Ugh, lol, I did spot this but forgot to fix it. Darn, well, I'll fix it for
the next version :-)

> 
> >  	for (i = 0; i < ARRAY_SIZE(sgx_epc_sections); i++) {
> >  		cpuid_count(SGX_CPUID, i + SGX_CPUID_EPC, &eax, &ebx, &ecx, &edx);
> >  
> > @@ -677,6 +691,21 @@ static bool __init sgx_page_cache_init(void)
> >  			break;
> >  		}
> >  
> > +		nid = numa_map_to_online_node(phys_to_target_node(pa));
> > +		if (nid == NUMA_NO_NODE) {
> > +			/* The physical address is already printed above. */
> > +			pr_warn(FW_BUG "Unable to map EPC section to online node.
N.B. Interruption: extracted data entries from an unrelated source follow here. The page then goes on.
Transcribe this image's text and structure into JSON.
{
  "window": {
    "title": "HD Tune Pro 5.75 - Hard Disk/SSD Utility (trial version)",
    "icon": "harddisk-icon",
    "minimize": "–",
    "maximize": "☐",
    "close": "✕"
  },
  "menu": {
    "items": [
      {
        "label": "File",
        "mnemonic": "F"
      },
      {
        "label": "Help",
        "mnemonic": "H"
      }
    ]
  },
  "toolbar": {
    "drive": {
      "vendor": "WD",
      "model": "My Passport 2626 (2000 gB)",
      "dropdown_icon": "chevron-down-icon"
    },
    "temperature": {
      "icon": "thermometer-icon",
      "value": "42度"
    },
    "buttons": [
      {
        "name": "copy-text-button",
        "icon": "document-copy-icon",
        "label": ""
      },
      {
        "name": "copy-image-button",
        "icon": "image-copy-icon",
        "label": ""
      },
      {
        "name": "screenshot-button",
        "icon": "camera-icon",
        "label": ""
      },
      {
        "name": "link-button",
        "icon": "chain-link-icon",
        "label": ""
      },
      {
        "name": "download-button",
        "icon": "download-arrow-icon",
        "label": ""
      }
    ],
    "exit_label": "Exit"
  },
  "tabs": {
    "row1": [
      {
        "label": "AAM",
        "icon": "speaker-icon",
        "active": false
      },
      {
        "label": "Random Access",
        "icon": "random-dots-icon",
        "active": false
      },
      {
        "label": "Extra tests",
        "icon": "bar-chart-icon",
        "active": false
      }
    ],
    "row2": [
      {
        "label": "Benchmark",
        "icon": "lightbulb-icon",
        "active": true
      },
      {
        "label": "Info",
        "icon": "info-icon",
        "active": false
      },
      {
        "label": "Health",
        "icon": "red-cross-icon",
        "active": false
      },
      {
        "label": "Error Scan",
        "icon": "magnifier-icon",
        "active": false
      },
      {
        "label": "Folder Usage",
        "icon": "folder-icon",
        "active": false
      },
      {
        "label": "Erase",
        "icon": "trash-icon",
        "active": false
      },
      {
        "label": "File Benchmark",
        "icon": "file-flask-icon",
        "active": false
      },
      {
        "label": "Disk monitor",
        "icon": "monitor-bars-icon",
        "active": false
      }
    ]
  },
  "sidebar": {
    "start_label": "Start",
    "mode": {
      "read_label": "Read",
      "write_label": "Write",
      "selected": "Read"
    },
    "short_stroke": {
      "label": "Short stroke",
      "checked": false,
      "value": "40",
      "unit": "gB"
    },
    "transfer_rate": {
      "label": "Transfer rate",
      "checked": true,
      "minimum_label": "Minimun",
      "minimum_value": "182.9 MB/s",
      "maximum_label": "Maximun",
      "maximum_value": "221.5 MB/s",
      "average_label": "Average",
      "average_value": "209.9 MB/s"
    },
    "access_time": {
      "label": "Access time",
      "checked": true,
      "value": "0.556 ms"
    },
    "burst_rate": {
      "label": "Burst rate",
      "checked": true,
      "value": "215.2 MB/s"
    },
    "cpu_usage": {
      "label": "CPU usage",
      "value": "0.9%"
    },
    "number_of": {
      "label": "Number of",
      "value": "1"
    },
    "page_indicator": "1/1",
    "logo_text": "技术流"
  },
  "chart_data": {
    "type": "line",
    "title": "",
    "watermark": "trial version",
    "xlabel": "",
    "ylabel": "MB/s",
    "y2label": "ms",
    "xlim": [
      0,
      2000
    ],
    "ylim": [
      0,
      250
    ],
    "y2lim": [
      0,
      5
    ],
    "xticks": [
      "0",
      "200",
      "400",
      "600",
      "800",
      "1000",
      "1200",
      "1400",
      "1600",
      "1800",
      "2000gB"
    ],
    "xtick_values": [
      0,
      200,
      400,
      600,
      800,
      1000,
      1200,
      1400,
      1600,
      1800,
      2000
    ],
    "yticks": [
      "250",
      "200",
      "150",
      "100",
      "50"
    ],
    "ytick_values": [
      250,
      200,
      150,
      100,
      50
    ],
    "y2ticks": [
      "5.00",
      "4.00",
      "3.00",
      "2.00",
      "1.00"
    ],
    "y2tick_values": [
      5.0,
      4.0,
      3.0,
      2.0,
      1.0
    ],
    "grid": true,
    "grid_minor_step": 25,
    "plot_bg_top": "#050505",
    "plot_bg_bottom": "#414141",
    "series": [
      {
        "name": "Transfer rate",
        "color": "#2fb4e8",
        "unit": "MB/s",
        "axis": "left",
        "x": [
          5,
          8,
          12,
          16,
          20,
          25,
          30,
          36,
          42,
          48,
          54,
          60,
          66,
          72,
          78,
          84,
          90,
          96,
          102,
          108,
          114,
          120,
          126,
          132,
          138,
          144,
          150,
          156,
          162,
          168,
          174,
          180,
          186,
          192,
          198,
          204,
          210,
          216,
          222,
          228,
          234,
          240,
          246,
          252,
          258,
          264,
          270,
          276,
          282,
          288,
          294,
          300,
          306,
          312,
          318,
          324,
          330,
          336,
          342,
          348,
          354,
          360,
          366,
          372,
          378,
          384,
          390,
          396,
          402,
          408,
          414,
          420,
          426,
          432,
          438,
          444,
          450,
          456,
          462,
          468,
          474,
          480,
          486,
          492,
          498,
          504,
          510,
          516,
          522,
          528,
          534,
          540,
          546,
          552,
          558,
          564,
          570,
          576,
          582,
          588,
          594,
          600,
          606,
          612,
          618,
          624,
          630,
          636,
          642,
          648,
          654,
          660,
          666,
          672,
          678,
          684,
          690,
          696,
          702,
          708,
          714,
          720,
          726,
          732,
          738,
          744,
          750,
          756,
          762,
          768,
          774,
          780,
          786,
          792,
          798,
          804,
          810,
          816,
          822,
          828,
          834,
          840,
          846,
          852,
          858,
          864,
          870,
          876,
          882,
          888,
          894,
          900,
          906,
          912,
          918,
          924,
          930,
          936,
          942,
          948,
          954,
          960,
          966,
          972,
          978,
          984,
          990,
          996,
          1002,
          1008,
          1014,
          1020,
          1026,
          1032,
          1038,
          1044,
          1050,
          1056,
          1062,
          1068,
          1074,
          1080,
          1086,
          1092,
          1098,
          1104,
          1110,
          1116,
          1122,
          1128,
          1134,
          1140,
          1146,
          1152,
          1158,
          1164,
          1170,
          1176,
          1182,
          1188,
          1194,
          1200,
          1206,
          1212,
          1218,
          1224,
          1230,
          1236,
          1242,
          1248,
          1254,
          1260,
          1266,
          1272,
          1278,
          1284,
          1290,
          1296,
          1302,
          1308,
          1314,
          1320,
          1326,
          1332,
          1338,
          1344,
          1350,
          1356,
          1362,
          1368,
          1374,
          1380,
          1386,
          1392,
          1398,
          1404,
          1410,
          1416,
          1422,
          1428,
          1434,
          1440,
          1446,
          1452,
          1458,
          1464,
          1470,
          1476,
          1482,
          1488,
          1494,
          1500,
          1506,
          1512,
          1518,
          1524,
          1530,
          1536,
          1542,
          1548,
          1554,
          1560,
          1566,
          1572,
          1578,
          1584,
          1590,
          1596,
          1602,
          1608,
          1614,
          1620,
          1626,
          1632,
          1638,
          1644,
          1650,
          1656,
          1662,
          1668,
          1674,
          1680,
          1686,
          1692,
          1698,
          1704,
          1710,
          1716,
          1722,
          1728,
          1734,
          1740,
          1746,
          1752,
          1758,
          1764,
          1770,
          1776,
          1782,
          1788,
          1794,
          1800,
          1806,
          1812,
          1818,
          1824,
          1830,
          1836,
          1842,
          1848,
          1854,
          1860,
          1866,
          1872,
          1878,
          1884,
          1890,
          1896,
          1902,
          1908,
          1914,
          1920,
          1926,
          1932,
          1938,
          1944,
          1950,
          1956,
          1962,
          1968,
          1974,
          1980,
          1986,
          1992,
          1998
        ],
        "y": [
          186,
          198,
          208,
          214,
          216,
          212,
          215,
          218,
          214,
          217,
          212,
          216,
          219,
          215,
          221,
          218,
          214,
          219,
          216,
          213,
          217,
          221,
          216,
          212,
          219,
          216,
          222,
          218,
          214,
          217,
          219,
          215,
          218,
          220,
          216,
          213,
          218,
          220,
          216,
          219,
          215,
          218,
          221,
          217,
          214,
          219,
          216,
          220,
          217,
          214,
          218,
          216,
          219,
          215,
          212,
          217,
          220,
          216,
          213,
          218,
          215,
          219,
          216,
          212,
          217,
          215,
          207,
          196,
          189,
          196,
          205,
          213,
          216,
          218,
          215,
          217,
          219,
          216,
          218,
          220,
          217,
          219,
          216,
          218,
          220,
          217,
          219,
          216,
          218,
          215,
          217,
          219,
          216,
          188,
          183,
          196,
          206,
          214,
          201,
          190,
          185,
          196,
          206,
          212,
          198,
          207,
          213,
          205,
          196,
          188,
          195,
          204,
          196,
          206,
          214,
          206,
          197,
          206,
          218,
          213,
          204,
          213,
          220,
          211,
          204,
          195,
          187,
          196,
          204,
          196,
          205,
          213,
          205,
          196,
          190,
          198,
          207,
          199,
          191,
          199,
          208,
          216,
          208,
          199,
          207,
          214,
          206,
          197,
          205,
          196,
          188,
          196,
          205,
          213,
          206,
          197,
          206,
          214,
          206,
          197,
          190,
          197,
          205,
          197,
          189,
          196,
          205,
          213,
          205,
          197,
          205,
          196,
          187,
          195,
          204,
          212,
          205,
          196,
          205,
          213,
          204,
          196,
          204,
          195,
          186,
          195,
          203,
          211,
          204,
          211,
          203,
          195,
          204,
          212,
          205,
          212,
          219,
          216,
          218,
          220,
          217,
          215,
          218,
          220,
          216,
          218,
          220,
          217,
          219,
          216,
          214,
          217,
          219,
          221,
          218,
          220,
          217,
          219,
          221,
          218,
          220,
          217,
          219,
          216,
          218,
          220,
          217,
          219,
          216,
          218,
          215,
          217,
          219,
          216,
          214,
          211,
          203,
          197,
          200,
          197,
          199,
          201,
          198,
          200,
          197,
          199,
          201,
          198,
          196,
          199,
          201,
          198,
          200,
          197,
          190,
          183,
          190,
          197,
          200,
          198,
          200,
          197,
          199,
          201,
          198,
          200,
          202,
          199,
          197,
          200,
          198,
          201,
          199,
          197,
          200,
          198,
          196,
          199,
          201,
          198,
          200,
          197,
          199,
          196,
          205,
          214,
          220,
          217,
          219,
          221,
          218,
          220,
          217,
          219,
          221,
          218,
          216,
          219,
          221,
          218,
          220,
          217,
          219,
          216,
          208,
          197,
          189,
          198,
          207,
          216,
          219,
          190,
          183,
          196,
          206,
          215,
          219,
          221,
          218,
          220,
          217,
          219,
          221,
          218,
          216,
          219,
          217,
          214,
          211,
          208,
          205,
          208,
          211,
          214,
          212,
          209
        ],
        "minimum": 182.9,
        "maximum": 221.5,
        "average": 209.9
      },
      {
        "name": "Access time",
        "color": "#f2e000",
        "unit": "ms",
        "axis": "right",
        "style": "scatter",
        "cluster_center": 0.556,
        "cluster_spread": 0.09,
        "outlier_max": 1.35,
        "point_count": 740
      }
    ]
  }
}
Fallback to the NUMA node 0.\n");
> > +			nid = 0;
> > +		}
> > +
> > +		if (!node_isset(nid, sgx_numa_mask)) {
> > +			spin_lock_init(&sgx_numa_nodes[nid].lock);
> > +			INIT_LIST_HEAD(&sgx_numa_nodes[nid].free_page_list);
> > +			node_set(nid, sgx_numa_mask);
> > +		}
> > +
> > +		sgx_epc_sections[i].node =  &sgx_numa_nodes[nid];
> > +
> >  		sgx_nr_epc_sections++;
> >  	}
> 
> The rest looks OK.
> 

/Jarkko